7.5 g of talc, 15 g of glyceryl palmitostearate and 5 g of silicon dioxide are added to this mixture. The mixture is then homogenised for at least 15 minutes. This mixture will form part of the first, controlled-release layer of the mini-tablet, consisting of a single 51 mg layer.
3.75 Kg of rifaximin, 325 g of microcrystalline cellulose, 335 g of crospovidone, 335 g of croscarmellose, 37.5 g of talc, 15 g of glyceryl palmitostearate and 25 g of silicon dioxide are taken up separately, placed in a mixer and mixed for 15 minutes; then loaded into a compacter; suitably compacted and standardised through a 12 mesh screen.
7.5 g of talc, 15 g of glyceryl palmitostearate and 25 g of silicon dioxide are added to this mixture. The mixture is then homogenised for at least 15 minutes.
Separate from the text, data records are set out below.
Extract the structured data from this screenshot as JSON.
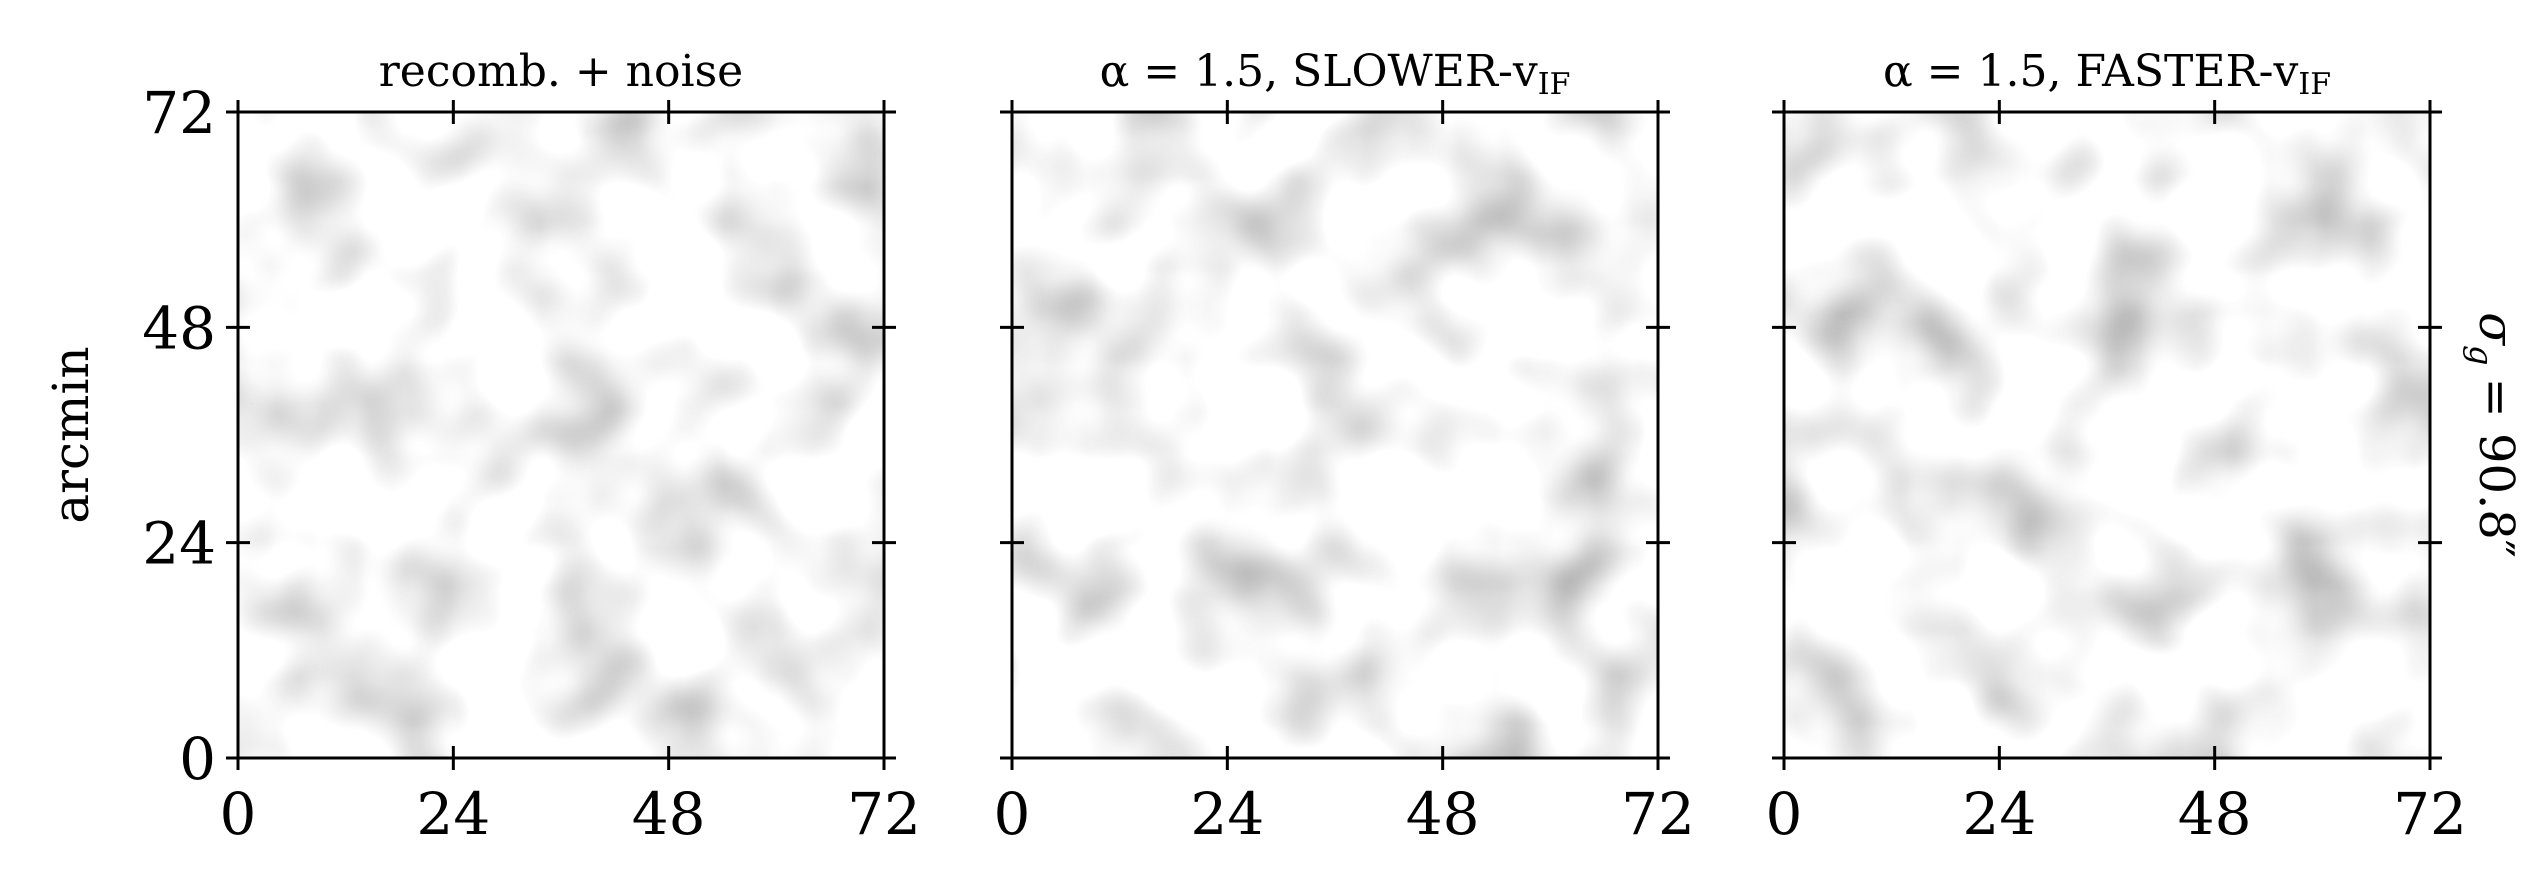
{
  "chart_data": [
    {
      "type": "image",
      "title": "recomb. + noise",
      "ylabel": "arcmin",
      "xlim": [
        0,
        72
      ],
      "ylim": [
        0,
        72
      ],
      "xticks": [
        0,
        24,
        48,
        72
      ],
      "yticks": [
        0,
        24,
        48,
        72
      ],
      "ytick_labels": true
    },
    {
      "type": "image",
      "title": "α = 1.5, SLOWER-v",
      "title_subscript": "IF",
      "xlim": [
        0,
        72
      ],
      "ylim": [
        0,
        72
      ],
      "xticks": [
        0,
        24,
        48,
        72
      ],
      "yticks": [
        0,
        24,
        48,
        72
      ],
      "ytick_labels": false
    },
    {
      "type": "image",
      "title": "α = 1.5, FASTER-v",
      "title_subscript": "IF",
      "xlim": [
        0,
        72
      ],
      "ylim": [
        0,
        72
      ],
      "xticks": [
        0,
        24,
        48,
        72
      ],
      "yticks": [
        0,
        24,
        48,
        72
      ],
      "ytick_labels": false,
      "annotation": {
        "symbol": "σ",
        "subscript": "g",
        "text": "= 90.8″"
      }
    }
  ]
}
This mixture will form part of the second, immediate-release layer of the mini-tablet, which comprises a single 49 mg layer.
The two separate mixtures are then compressed to obtain a 5 mm double-layer mini-tablet weighing 100 mg. The resulting mini-tablets are then film-coated with a solution/suspension containing 540 g of HPMC E5 Premium, 200 g of talc, 60 g of titanium dioxide and 200 g of triethyl citrate, to obtain a mini-tablet with a mean weight of 110 mg.
The mini-tablets subjected to dissolution tests at pH 1 after 1 hour exhibit release below 50%; at pH ≥ 6.4 they showed release ≤ 60% after 1 hour; at pH 7.2 release ≤ 70% after 1 hour; release ≤ 80% after 6 hours, not more than 85% after 8 hours; the value must be 100% after 12 hours.
7.5 Kg of rifamycin sv sodium salt, 650 g of hydroxypropyl methylcellulose (HPMC K4M), 330 g of hydroxypropyl methylcellulose (HPMC K15M), 500 g of microcrystalline cellulose, 60 g of talc, 70 g of glyceryl palmitostearate, 50 g of silicon dioxide, 30 g of polymethacrylate L100, 30 g of polymethacrylate S 100 and 380 g of ascorbic acid are standardised through a 12 mesh screen. After normalisation, 7.5 Kg of rifamycin sv sodium salt, 325 g of hydroxypropyl methylcellulose (HPMC K4M), 165 g of hydroxypropyl methylcellulose (HPMC K15), 250 g of microcrystalline cellulose, 30 g of talc, 35 g of glyceryl palmitostearate, 25 g of silicon dioxide, 15 g of polymethacrylate L100, 15 g of polymethacrylate S 100 and 380 g of ascorbic acid are taken up, placed in a mixer and mixed for 15 minutes; then loaded into a compacter; suitably compacted and standardised through a 12 mesh screen. An external phase comprising 325 g of hydroxypropyl methylcellulose (HPMC K4M), 165 g of hydroxypropyl methylcellulose (HPMC K15), 250 g of microcrystalline cellulose, 30 g of talc, 35 g of glyceryl palmitostearate, 25 g of silicon dioxide, 15 g of polymethacrylate L100 and 15 g of polymethacrylate S 100 is added to said mixture, and the two phases are mixed. The mixture is then compressed in a tablet press to obtain tablets weighing 96 mg each.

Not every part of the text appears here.